A pioneer in the field of behavioral genetics has won the United States' top prize in medicine, the $500,000 Albany Medical Center Prize in Medicine and Biomedical Research.
Seymour Benzer, 84, is known as the "father of neurogenetics."
The prize committee says Benzer's work uncovered the genetic links to behavior in fruit flies that serve today as the foundation for the study and treatment of diseases of the brain and central nervous system.
"Once we find the gene in the fly that controls a particular kind of behavior or neurological function, then we look in the human genome to find the corresponding gene in the human," said Mr. Benzer. "Very often these are very closely related. The importance is that we can then use the fruit fly as an experimental animal to try to get around the defects.

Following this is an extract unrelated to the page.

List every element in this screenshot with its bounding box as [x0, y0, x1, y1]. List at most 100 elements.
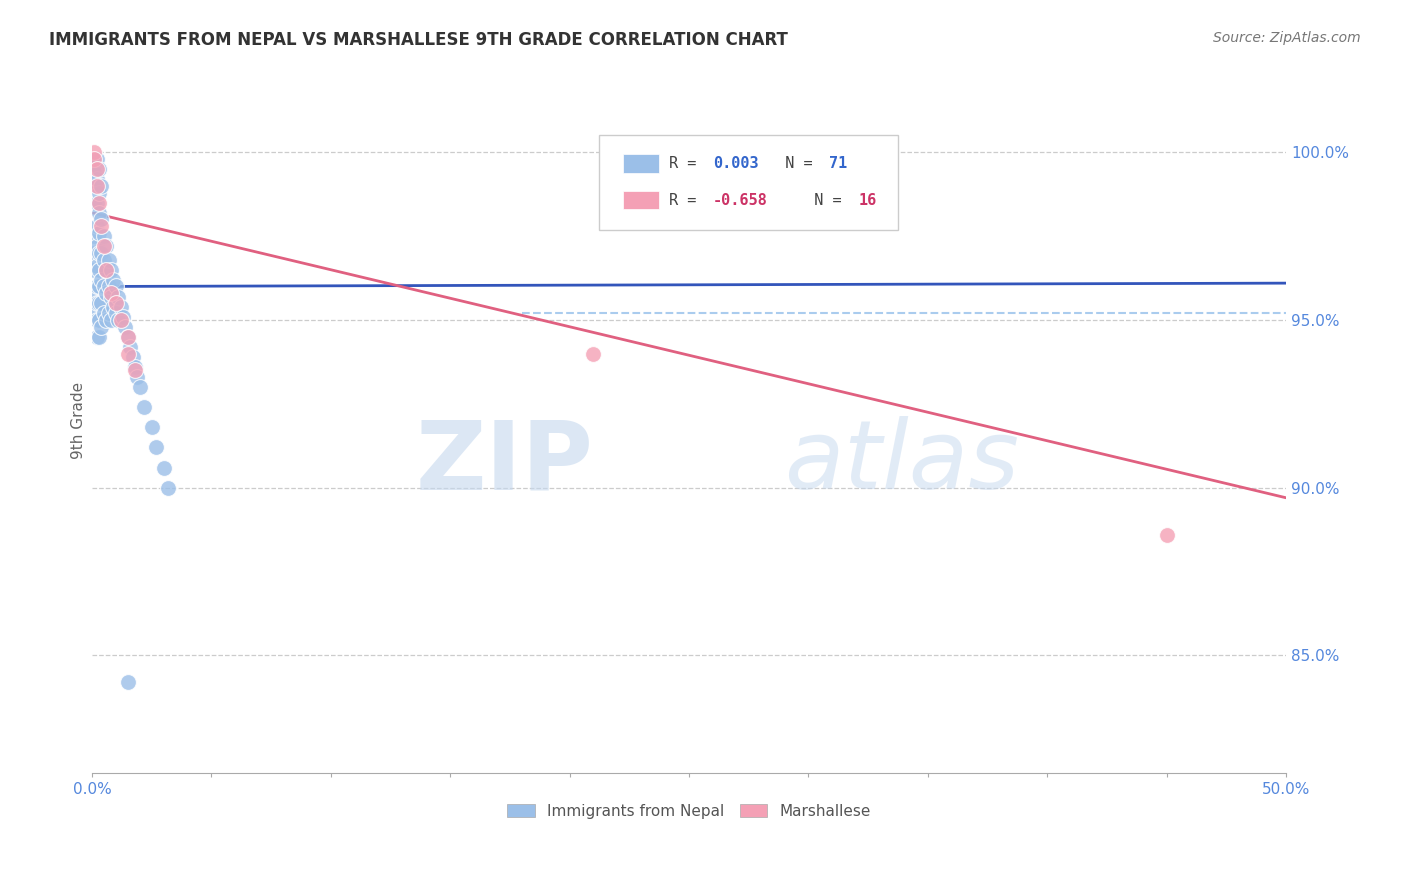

For instance, by applying drugs and screening different kinds of compounds. We do experiments on the fly, which you cannot do on the human to get clues to treatment and understand the mechanism."
Prior to Benzer's discoveries, many scientists believed environment primarily shaped human behavior.

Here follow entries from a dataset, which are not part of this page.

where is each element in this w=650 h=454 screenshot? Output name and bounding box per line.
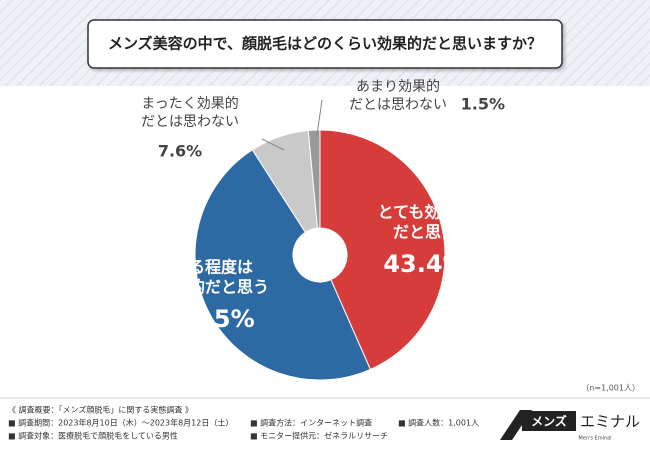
slice-label: だとは思わない xyxy=(349,97,447,113)
slice-label: だと思う xyxy=(393,223,457,242)
slice xyxy=(307,129,321,229)
title-box xyxy=(87,19,563,69)
leader-line xyxy=(316,99,323,136)
footer-item: ■ 調査対象：医療脱毛で顔脱毛をしている男性 xyxy=(8,431,178,441)
logo-left: メンズ xyxy=(531,414,567,429)
slice-label: 効果的だと思う xyxy=(157,278,269,297)
slice xyxy=(319,129,446,371)
slice-label: だとは思わない xyxy=(141,114,239,130)
value-label: 1.5% xyxy=(461,95,505,114)
slice-label: あまり効果的 xyxy=(356,79,440,95)
leader-line xyxy=(261,138,285,151)
slice xyxy=(194,149,372,381)
logo-right: エミナル xyxy=(580,413,640,431)
logo-sub: Men's Eminal xyxy=(578,436,611,442)
chart-title: メンズ美容の中で、顔脱毛はどのくらい効果的だと思いますか？ xyxy=(108,35,542,53)
slice-label: とても効果的 xyxy=(378,203,473,222)
footer-item: ■ 調査期間：2023年8月10日（木）～2023年8月12日（土） xyxy=(8,418,233,428)
logo-box xyxy=(522,411,576,431)
footer-item: ■ モニター提供元：ゼネラルリサーチ xyxy=(250,431,388,441)
value-label: 43.4% xyxy=(383,250,466,278)
pie xyxy=(194,129,446,381)
footer-item: ■ 調査人数：1,001人 xyxy=(398,418,479,428)
footer-heading: 《 調査概要：「メンズ顔脱毛」に関する実態調査 》 xyxy=(8,405,193,415)
slice-label: まったく効果的 xyxy=(141,96,238,112)
slice-label: ある程度は xyxy=(173,258,253,277)
value-label: 47.5% xyxy=(171,305,254,333)
footer-item: ■ 調査方法：インターネット調査 xyxy=(250,418,372,428)
value-label: 7.6% xyxy=(158,142,202,161)
sample-note: （n=1,001人） xyxy=(581,384,640,393)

The prize committee cited Benzer for more than half a century of work in three disciplines: physics, molecular biology and behavioral biology. The committee says Seymour Benzer's seminal discoveries profoundly influenced a generation of scientists.
Before pioneering the filed of neurogenetics, Benzer is credited with discoveries in molecular biology that helped pave the way for the Human Genome Project, the effort to map the three billion genes in the human genome.
"I worked on the structure of the gene and the virus that attacks bacteria and the contribution there was to bridge the gap between the structure of DNA and what the actual gene structure was that corresponds to it," he noted.
Benzer, a New York City native, is professor emeritus of neuroscience at the California Institute of Technology. The scientist says he is proudest of still making it into his laboratory every day.
In the world of medical research, the Albany award is second only to the Nobel Prize in Physiology and Medicine. The prize began in 2000 with a $50 million gift commitment to the Medical Center from Morris Silverstein, a New York businessman, to encourage biomedical research. Silverstein, who passed away in January at the age of 93, wanted to create an American Nobel Prize.